For some subjects, it's appropriate to host multiple versions of articles written natively in different languages.

But for other subjects, for example science and mathematics, it does a huge disservice to non-English readers: it means that their Wikipedia is second-rate, or worse.

Wikipedia should, in science, mathematics, and other subjects that do not have cultural inflection, use machine translation so that all articles in all languages are translations of the same underlying semantic content.

It would still be written by humans. But ML / LLMs would be involved in the editing pipeline so that people lacking a common language can edit the same text.

This is the biggest mistake Wikipedia's made IMO: it privileges English readers since the English content is highest quality in most areas that are not culturally specific, and I do not think that it's an organization that wants to privilege English readers.

Users can already translate English Wikipedia articles to other languages on the fly with Chrome etc.
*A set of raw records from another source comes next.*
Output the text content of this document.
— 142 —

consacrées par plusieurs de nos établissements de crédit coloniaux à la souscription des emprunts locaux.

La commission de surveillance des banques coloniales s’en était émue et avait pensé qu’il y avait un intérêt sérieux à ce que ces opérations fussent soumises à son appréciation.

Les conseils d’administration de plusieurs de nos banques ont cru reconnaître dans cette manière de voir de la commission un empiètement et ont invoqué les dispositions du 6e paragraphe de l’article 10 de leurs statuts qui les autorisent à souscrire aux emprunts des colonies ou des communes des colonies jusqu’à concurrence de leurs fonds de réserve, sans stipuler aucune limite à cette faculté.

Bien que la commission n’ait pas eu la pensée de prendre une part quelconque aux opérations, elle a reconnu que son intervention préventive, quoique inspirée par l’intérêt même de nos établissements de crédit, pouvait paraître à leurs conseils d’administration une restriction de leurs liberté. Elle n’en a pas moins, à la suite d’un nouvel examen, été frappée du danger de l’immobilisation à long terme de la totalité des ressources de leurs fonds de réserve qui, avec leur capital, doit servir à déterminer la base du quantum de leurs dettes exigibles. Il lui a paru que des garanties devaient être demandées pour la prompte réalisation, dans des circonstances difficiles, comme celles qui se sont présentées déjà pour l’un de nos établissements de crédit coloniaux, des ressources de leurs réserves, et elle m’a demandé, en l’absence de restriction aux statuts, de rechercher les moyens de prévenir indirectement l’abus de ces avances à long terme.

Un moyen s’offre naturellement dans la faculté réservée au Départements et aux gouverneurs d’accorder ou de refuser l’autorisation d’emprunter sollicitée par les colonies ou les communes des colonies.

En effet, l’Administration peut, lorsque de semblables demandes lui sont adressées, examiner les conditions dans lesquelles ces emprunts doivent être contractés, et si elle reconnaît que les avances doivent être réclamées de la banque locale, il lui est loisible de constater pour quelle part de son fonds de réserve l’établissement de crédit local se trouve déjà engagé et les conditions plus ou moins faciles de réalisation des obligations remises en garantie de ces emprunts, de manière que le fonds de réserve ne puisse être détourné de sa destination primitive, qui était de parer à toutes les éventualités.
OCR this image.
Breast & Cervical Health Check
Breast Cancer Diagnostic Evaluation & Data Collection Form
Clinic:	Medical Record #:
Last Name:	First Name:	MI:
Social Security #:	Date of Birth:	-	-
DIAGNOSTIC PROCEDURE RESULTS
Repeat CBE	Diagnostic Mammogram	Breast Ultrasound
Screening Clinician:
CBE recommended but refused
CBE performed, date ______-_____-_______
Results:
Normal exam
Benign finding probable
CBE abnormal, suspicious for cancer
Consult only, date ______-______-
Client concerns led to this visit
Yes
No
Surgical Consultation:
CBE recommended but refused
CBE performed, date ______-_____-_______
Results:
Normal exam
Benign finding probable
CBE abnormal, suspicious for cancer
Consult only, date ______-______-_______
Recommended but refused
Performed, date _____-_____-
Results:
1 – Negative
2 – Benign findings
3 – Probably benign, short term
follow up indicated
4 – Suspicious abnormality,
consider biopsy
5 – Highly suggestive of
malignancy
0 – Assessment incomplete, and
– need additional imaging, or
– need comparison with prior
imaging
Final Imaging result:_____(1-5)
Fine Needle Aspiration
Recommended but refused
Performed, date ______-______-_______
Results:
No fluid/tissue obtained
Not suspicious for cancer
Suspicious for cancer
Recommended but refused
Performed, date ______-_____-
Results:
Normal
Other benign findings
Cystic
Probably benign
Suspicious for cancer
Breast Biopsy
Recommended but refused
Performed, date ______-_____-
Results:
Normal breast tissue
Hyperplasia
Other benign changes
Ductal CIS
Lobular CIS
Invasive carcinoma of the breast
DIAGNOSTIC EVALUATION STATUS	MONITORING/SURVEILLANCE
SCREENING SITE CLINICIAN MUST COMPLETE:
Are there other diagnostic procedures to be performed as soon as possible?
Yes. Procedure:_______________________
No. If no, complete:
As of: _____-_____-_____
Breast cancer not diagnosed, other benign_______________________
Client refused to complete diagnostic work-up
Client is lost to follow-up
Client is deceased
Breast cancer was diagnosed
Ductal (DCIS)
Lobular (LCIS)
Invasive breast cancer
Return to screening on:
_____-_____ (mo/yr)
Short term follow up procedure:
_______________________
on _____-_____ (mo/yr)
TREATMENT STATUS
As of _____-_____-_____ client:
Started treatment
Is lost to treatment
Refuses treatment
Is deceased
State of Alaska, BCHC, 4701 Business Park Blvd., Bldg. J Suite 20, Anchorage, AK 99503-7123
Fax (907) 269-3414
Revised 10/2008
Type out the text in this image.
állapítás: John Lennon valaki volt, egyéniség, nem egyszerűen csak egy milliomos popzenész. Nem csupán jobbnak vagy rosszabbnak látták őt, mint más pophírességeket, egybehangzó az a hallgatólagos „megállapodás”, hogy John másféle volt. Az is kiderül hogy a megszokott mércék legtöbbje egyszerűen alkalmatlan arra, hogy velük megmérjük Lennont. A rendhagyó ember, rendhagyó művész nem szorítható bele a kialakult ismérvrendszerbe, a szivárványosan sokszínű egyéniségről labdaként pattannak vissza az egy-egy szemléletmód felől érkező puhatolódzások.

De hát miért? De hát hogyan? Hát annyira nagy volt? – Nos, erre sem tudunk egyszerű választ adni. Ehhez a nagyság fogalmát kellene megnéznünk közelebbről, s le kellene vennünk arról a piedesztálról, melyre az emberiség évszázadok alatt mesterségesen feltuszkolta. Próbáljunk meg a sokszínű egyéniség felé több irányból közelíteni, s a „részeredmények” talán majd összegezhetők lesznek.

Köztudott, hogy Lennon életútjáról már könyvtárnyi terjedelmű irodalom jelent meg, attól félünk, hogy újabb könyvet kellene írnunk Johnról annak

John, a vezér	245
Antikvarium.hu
However, the quality of the translation is just not up to scratch yet, particularly for languages that are radically different from English; just try reading some ML-translated Japanese or Chinese Wikipedia articles.

Science and Mathematics have no cultural inflection? Do you speak more than one language? Each language has its standard sentences structures when it comes to these disciplines, and auto translators are very much not up to the task.

I prefee my Wikipedia to remain 100% human generated quality information over garbage AI slop content, which is already abundant enough on the internet.